Ki‐67 has also been previously defined as an important biomarker for metastasis in NSCLC.22 Ki‐67 is a nuclear antigen in proliferating human cells. It is expressed in mid G1, S, and G2; it reaches its peak in the M phase, and is very rapidly degraded at the end of the M phase.22, 23 Ki‐67 expression is an important biomarker for proliferation and metastasis and has been reported in all types of cancer, including lung, breast, and prostate cancers and colorectal liver metastasis. Li et al. and Verhoven et al. reported that Ki‐67 is an important prognostic factor for metastasis.14, 24 Bubb et al. reported that the expression of Ki‐67 has a positive correlation with brain metastasis in NSCLC.25 Furthermore, Yamayoshi et al. reported that the overexpression of Ki‐67 is significantly associated with metastasis in lung cancer.26 In our study, the expressions of CUGBP1 (P = 0.015) and Ki‐67 (P = 0.001) were similar to previous studies. There is a significant correlation between the level of CUGBP1 mRNA and Ki‐67 antigen expression (x2 = 7.86, P = 0.005). Although a relationship between the expression of CUGBP1 and brain metastasis has not previously been reported in the literature, our data indicate that the level of expression of CUGBP1 is an important factor related to brain metastasis. Using Cox univariate survival analysis, the TTP of NSCLC patients with brain metastasis is associated with the variables Ki‐67 (x2 = 8.134, P = 0.004) and CUGBP1 (x2 = 10.834, P = 0.001). Cox multivariate survival analysis revealed that overexpression of CUGBP1 predicted a poor survival (HR = 2.411), independent of other powerful predictors, such as Ki‐67 (HR = 2.376), similar to conclusions found in previous studies.27 Therefore, CUGBP1 is an excellent tumor marker for detecting brain metastasis in patients.

Although the extent to which administered therapy determines survival for a brain metastasis patient with elevated CUGBP1 expression is unclear, our data indicate that CUGBP1 expression is a strong and consistent determinant of superior survival, regardless of other independent predictors.28 No direct evidence from previous studies or formal clinical trials exists to guide treatment decisions for the individual patient with brain metastasis on the basis of CUGBP1 expression; however, our study provides a direction for future clinical research.29 A combination of age, and Ki‐67 and CUGBP1 expression may be used to classify patients as having a low, intermediate, or high risk of death, which represents a new direction for treatment of NSCLC patients with brain metastasis because inhibition of the molecular markers of expression can be applied in future clinical trials.

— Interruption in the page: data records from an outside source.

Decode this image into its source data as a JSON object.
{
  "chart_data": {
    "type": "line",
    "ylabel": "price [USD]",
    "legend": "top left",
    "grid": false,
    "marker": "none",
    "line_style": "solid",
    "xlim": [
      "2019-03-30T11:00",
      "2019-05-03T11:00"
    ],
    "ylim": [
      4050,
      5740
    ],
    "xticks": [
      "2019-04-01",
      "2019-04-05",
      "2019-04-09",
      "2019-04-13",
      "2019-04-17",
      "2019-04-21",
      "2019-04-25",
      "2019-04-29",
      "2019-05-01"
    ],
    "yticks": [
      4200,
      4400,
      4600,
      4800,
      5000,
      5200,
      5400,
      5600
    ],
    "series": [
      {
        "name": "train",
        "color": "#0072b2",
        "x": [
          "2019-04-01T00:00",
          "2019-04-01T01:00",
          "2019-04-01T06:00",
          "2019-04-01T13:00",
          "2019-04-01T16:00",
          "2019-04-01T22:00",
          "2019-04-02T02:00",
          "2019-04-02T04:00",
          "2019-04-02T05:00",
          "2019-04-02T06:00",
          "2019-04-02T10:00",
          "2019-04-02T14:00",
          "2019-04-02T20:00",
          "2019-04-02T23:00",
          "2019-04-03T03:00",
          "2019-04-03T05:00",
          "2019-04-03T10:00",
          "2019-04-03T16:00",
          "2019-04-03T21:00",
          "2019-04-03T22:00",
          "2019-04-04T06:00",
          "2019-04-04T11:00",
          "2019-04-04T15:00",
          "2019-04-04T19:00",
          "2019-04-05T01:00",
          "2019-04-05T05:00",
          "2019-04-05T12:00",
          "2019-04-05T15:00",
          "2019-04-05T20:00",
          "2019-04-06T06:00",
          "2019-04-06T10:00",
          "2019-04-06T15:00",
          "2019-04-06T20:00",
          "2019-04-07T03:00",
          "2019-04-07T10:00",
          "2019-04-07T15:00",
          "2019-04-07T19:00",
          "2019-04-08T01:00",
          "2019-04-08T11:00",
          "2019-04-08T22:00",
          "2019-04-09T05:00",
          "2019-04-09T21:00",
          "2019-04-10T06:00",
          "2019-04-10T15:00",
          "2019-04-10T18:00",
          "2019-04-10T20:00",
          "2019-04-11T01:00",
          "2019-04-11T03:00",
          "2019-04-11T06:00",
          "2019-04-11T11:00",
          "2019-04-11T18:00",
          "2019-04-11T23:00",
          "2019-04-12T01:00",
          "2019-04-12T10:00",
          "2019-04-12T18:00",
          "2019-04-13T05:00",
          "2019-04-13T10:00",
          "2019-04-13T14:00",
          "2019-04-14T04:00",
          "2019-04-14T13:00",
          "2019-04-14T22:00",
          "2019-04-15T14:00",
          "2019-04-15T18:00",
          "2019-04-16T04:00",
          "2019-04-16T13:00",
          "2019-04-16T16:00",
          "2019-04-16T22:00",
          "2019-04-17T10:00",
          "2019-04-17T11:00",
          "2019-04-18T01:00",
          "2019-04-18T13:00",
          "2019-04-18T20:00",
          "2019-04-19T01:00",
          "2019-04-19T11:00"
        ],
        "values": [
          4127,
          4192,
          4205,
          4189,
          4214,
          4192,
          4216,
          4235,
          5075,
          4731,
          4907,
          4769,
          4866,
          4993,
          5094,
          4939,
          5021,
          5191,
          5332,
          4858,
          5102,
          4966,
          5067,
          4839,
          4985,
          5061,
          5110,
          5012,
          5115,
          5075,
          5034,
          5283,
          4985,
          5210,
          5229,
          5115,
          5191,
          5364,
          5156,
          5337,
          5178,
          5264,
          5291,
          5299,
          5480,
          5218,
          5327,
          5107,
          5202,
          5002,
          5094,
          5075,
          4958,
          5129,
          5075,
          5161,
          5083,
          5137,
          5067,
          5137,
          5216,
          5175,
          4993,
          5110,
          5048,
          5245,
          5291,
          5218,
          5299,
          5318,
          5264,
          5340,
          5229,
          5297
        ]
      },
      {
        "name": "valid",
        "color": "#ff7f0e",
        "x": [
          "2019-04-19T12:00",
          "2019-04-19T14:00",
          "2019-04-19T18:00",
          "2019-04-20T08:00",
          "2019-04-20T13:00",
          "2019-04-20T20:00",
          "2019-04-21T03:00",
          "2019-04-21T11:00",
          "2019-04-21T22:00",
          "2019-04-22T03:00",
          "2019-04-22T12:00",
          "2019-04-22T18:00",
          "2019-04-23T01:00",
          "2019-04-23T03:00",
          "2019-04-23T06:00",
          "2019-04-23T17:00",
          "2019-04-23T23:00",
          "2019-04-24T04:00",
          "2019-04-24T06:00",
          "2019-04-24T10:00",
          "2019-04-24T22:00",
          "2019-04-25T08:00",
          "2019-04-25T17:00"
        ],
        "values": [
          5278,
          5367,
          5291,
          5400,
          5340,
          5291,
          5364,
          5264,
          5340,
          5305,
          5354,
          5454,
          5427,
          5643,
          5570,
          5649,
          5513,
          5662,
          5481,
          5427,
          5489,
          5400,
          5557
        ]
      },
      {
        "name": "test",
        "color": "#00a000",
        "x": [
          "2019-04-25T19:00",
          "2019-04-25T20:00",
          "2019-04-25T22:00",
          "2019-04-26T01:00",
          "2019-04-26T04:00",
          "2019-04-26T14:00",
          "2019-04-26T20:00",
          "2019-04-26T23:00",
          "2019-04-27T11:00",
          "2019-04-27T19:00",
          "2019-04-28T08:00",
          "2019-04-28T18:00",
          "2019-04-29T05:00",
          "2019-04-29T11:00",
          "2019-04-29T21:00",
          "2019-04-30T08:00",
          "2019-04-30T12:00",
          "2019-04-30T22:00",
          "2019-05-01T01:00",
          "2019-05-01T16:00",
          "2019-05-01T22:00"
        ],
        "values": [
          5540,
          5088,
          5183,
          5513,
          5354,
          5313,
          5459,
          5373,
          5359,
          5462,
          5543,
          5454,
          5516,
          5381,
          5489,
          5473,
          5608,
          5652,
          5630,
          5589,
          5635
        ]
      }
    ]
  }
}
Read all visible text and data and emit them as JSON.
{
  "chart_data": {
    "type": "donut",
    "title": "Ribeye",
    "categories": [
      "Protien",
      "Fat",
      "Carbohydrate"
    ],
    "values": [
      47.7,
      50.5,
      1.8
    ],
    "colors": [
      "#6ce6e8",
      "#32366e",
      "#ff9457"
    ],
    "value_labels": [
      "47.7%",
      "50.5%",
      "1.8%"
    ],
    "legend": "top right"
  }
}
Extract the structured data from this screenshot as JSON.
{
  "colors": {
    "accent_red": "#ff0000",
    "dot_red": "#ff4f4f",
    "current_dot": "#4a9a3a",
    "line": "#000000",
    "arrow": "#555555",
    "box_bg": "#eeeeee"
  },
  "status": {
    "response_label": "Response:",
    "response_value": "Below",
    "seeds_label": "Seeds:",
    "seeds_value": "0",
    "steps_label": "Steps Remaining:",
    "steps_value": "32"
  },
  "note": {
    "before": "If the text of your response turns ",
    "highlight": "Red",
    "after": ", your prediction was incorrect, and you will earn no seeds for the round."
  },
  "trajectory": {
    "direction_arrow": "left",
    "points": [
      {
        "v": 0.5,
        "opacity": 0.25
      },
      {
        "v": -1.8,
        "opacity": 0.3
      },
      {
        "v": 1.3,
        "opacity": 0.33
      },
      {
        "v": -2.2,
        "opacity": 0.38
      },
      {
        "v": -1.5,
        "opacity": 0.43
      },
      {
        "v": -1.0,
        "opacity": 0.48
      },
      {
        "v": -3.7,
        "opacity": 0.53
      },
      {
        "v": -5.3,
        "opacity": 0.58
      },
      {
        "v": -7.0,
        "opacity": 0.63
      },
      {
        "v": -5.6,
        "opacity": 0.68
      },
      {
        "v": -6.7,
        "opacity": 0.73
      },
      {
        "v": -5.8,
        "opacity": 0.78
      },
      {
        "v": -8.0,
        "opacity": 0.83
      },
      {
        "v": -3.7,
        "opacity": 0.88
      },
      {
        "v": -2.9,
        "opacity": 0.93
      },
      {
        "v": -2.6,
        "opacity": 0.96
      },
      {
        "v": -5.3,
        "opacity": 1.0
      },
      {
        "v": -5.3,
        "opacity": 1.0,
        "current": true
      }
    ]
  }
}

Several limitations of our study must be acknowledged. First, as a prospective study, the evaluation of clinical response and TTP is often imprecise. Second, the number of NSCLC patients with brain metastases in our study was small, thereby reducing the statistical power of our results. A larger study is necessary to validate our data reporting the influence of CUGBP1 levels on brain metastasis in NSCLC.

Conclusion

In summary, CUGBP1 may play a major role in the development of brain metastasis in NSCLC. Our study may have an impact on future developments for the prevention, diagnosis, and therapy of NSCLC patients with brain metastasis.

Disclosure

No authors report any conflict of interest.

Acknowledgment

This study was supported by the Shandong Natural Science Foundation (2009HW024); the Shandong Excellent Young Scientist Research Award Fund Project (2006BSB14114; BS2010YY013); and Shandong Tackle Key Problems in Science and Technology (2010GSF10245).